Bloxworth Heath is a four-square-mile area of heathland north of the town of Wareham in the county of Dorset, England. It is part of Wareham Forest.

== Location ==
Bloxworth Heath lies about 6 kilometres southeast of the town of Bere Regis in Dorset and around 7 kilometres northwest of Wareham. It forms a low forested plateau between the rivers Sherford to the northeast and Piddle to the southwest. It is situated on either side of the minor road from Bere Regis to Wareham and south of the A35. To the west are Bere Heath and Philliols Heath, to the southwest is the Piddle valley, to the south is the Lower Hyde Heath, to the east is Morden Heath, to the northeast is Black Heath and to the north, on the far side of the A35, is Bere Wood and the village of Bloxworth.

== Hillfort ==

In the middle of Bloxworth Heath on a small knoll is the hillfort of Woolsbarrow.
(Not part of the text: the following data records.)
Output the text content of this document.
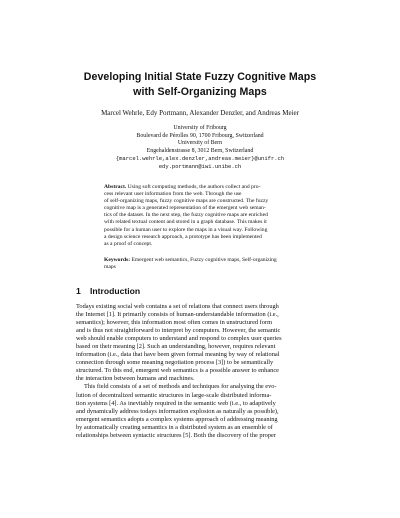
Developing Initial State Fuzzy Cognitive Maps
with Self-Organizing Maps
Marcel Wehrle, Edy Portmann, Alexander Denzler, and Andreas Meier
University of Fribourg
Boulevard de Pérolles 90, 1700 Fribourg, Switzerland
University of Bern
Engehaldenstrasse 8, 3012 Bern, Switzerland
{marcel.wehrle,alex.denzler,andreas.meier}@unifr.ch
edy.portmann@iwi.unibe.ch
Abstract. Using soft computing methods, the authors collect and pro-
cess relevant user information from the web. Through the use
of self-organizing maps, fuzzy cognitive maps are constructed. The fuzzy
cognitive map is a generated representation of the emergent web seman-
tics of the dataset. In the next step, the fuzzy cognitive maps are enriched
with related textual content and stored in a graph database. This makes it
possible for a human user to explore the maps in a visual way. Following
a design science research approach, a prototype has been implemented
as a proof of concept.
Keywords: Emergent web semantics, Fuzzy cognitive maps, Self-organizing
maps
1 Introduction
Todays existing social web contains a set of relations that connect users through
the Internet [1]. It primarily consists of human-understandable information (i.e.,
semantics); however, this information most often comes in unstructured form
and is thus not straightforward to interpret by computers. However, the semantic
web should enable computers to understand and respond to complex user queries
based on their meaning [2]. Such an understanding, however, requires relevant
information (i.e., data that have been given formal meaning by way of relational
connection through some meaning negotiation process [3]) to be semantically
structured. To this end, emergent web semantics is a possible answer to enhance
the interaction between humans and machines.
This field consists of a set of methods and techniques for analysing the evo-
lution of decentralized semantic structures in large-scale distributed informa-
tion systems [4]. As inevitably required in the semantic web (i.e., to adaptively
and dynamically address todays information explosion as naturally as possible),
emergent semantics adopts a complex systems approach of addressing meaning
by automatically creating semantics in a distributed system as an ensemble of
relationships between syntactic structures [5]. Both the discovery of the proper
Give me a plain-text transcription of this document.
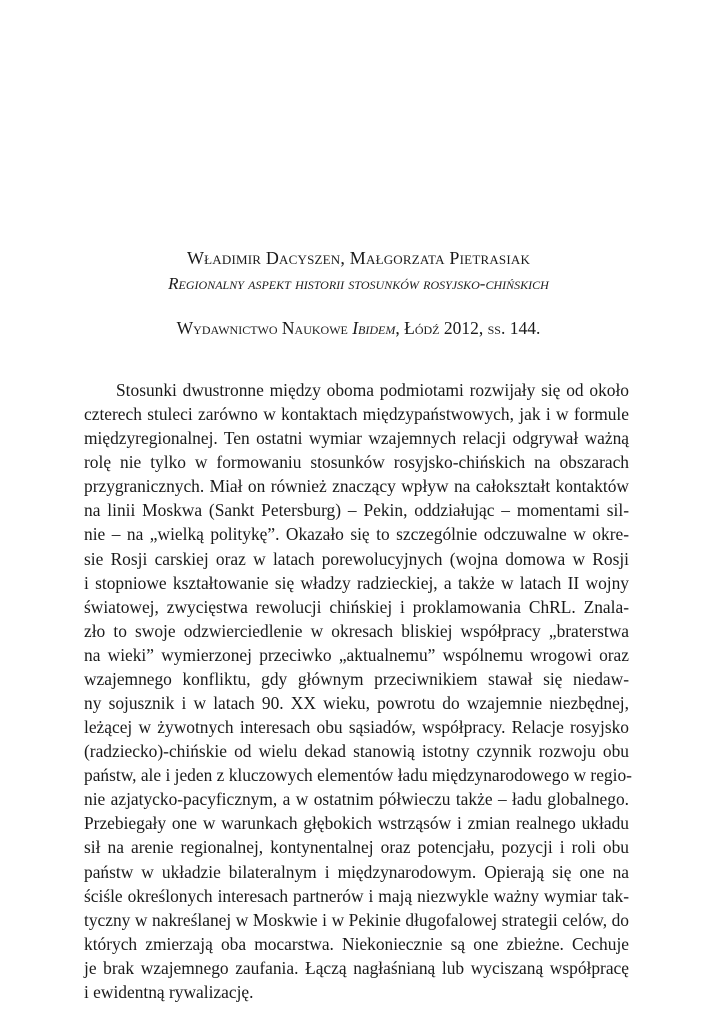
Władimir Dacyszen, Małgorzata Pietrasiak
Regionalny aspekt historii stosunków rosyjsko-chińskich
Wydawnictwo Naukowe Ibidem, Łódź 2012, ss. 144.
Stosunki dwustronne między oboma podmiotami rozwijały się od około
czterech stuleci zarówno w kontaktach międzypaństwowych, jak i w formule
międzyregionalnej. Ten ostatni wymiar wzajemnych relacji odgrywał ważną
rolę nie tylko w formowaniu stosunków rosyjsko-chińskich na obszarach
przygranicznych. Miał on również znaczący wpływ na całokształt kontaktów
na linii Moskwa (Sankt Petersburg) – Pekin, oddziałując – momentami sil-
nie – na „wielką politykę”. Okazało się to szczególnie odczuwalne w okre-
sie Rosji carskiej oraz w latach porewolucyjnych (wojna domowa w Rosji
i stopniowe kształtowanie się władzy radzieckiej, a także w latach II wojny
światowej, zwycięstwa rewolucji chińskiej i proklamowania ChRL. Znala-
zło to swoje odzwierciedlenie w okresach bliskiej współpracy „braterstwa
na wieki” wymierzonej przeciwko „aktualnemu” wspólnemu wrogowi oraz
wzajemnego konfliktu, gdy głównym przeciwnikiem stawał się niedaw-
ny sojusznik i w latach 90. XX wieku, powrotu do wzajemnie niezbędnej,
leżącej w żywotnych interesach obu sąsiadów, współpracy. Relacje rosyjsko
(radziecko)-chińskie od wielu dekad stanowią istotny czynnik rozwoju obu
państw, ale i jeden z kluczowych elementów ładu międzynarodowego w regio-
nie azjatycko-pacyficznym, a w ostatnim półwieczu także – ładu globalnego.
Przebiegały one w warunkach głębokich wstrząsów i zmian realnego układu
sił na arenie regionalnej, kontynentalnej oraz potencjału, pozycji i roli obu
państw w układzie bilateralnym i międzynarodowym. Opierają się one na
ściśle określonych interesach partnerów i mają niezwykle ważny wymiar tak-
tyczny w nakreślanej w Moskwie i w Pekinie długofalowej strategii celów, do
których zmierzają oba mocarstwa. Niekoniecznie są one zbieżne. Cechuje
je brak wzajemnego zaufania. Łączą nagłaśnianą lub wyciszaną współpracę
i ewidentną rywalizację.
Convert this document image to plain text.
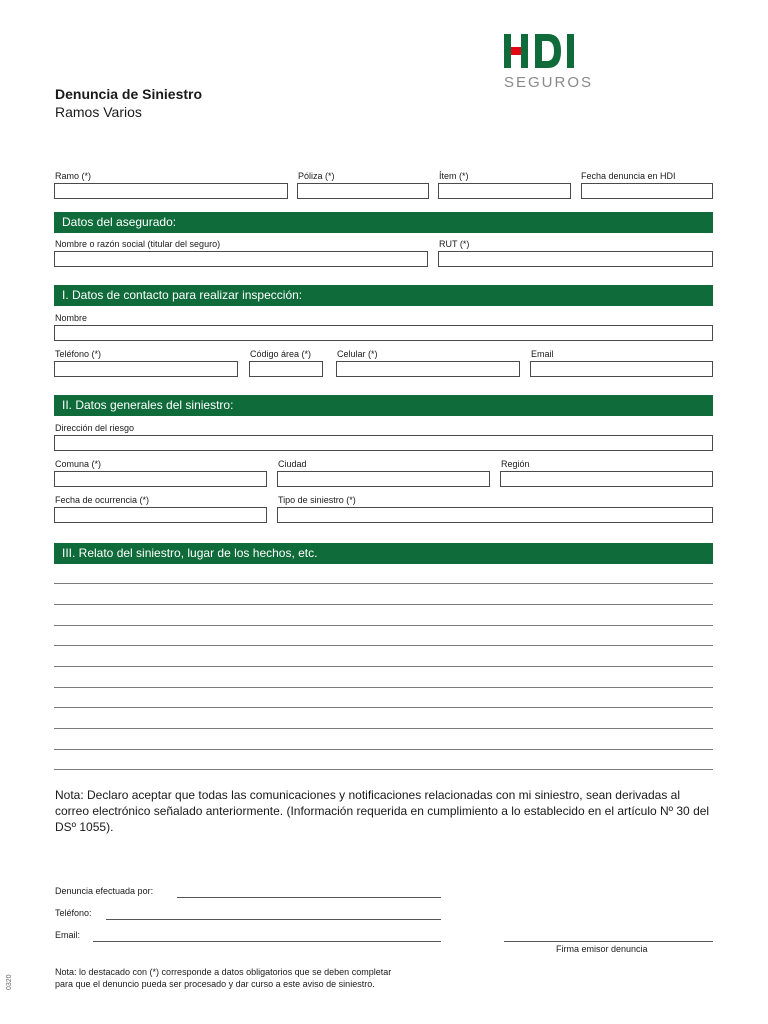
SEGUROS
Denuncia de Siniestro
Ramos Varios
Ramo (*)	Póliza (*)	Ítem (*)	Fecha denuncia en HDI
Datos del asegurado:
Nombre o razón social (titular del seguro)	RUT (*)
I. Datos de contacto para realizar inspección:
Nombre
Teléfono (*)	Código área (*)	Celular (*)	Email
II. Datos generales del siniestro:
Dirección del riesgo
Comuna (*)	Ciudad	Región
Fecha de ocurrencia (*)	Tipo de siniestro (*)
III. Relato del siniestro, lugar de los hechos, etc.
Nota: Declaro aceptar que todas las comunicaciones y notificaciones relacionadas con mi siniestro, sean derivadas al correo electrónico señalado anteriormente. (Información requerida en cumplimiento a lo establecido en el artículo Nº 30 del DSº 1055).
Denuncia efectuada por:
Teléfono:
Email:
Firma emisor denuncia
Nota: lo destacado con (*) corresponde a datos obligatorios que se deben completar
para que el denuncio pueda ser procesado y dar curso a este aviso de siniestro.
0320
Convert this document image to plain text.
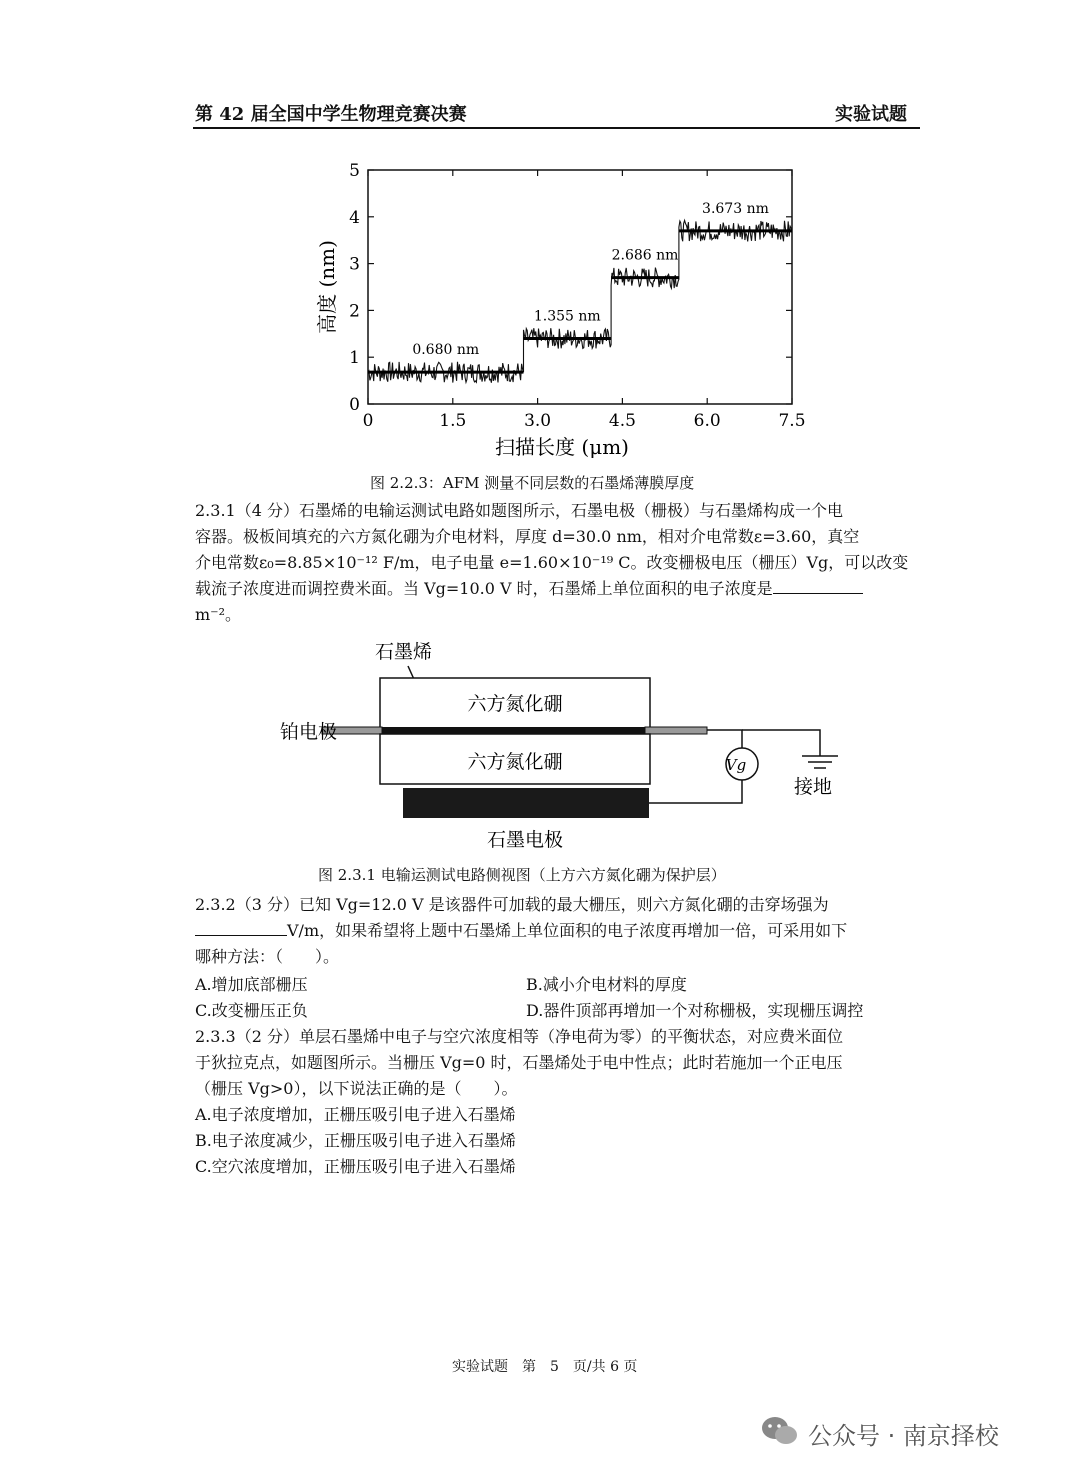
第 42 届全国中学生物理竞赛决赛	实验试题
0	1.5	3.0	4.5	6.0	7.5
0
1
2
3
4
5
0.680 nm
1.355 nm
2.686 nm
3.673 nm
扫描长度 (μm)
高度 (nm)
图 2.2.3：AFM 测量不同层数的石墨烯薄膜厚度
2.3.1（4 分）石墨烯的电输运测试电路如题图所示，石墨电极（栅极）与石墨烯构成一个电
容器。极板间填充的六方氮化硼为介电材料，厚度 d=30.0 nm，相对介电常数ε=3.60，真空
介电常数ε₀=8.85×10⁻¹² F/m，电子电量 e=1.60×10⁻¹⁹ C。改变栅极电压（栅压）Vg，可以改变
载流子浓度进而调控费米面。当 Vg=10.0 V 时，石墨烯上单位面积的电子浓度是
m⁻²。
石墨烯
六方氮化硼
铂电极
六方氮化硼
石墨电极
Vg
接地
图 2.3.1 电输运测试电路侧视图（上方六方氮化硼为保护层）
2.3.2（3 分）已知 Vg=12.0 V 是该器件可加载的最大栅压，则六方氮化硼的击穿场强为
V/m，如果希望将上题中石墨烯上单位面积的电子浓度再增加一倍，可采用如下
哪种方法：（　　）。
A.增加底部栅压	B.减小介电材料的厚度
C.改变栅压正负	D.器件顶部再增加一个对称栅极，实现栅压调控
2.3.3（2 分）单层石墨烯中电子与空穴浓度相等（净电荷为零）的平衡状态，对应费米面位
于狄拉克点，如题图所示。当栅压 Vg=0 时，石墨烯处于电中性点；此时若施加一个正电压
（栅压 Vg>0），以下说法正确的是（　　）。
A.电子浓度增加，正栅压吸引电子进入石墨烯
B.电子浓度减少，正栅压吸引电子进入石墨烯
C.空穴浓度增加，正栅压吸引电子进入石墨烯
实验试题　第　5　页/共 6 页
公众号 · 南京择校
This is the highest point of the heath (67 m) and offers good views over the area. There is a trig point at the top.

== Flora and fauna ==
Bloxworth Heath is home to two very rare species of fauna: the ground crab spider, Xysticus luctator, and the short-tailed blue butterfly (Cupido argiades), which was originally called the Bloxworth blue as this is where it was first recorded in 1885.

== Walking ==
Bloxworth Heath is a popular walking area and there are car parks at Sugar Hill in the centre of the area and at Stroud Bridge in the south, both on the minor road from Bere Regis to Wareham. There are numerous trails including the Hardy Way and Wareham Forest Way.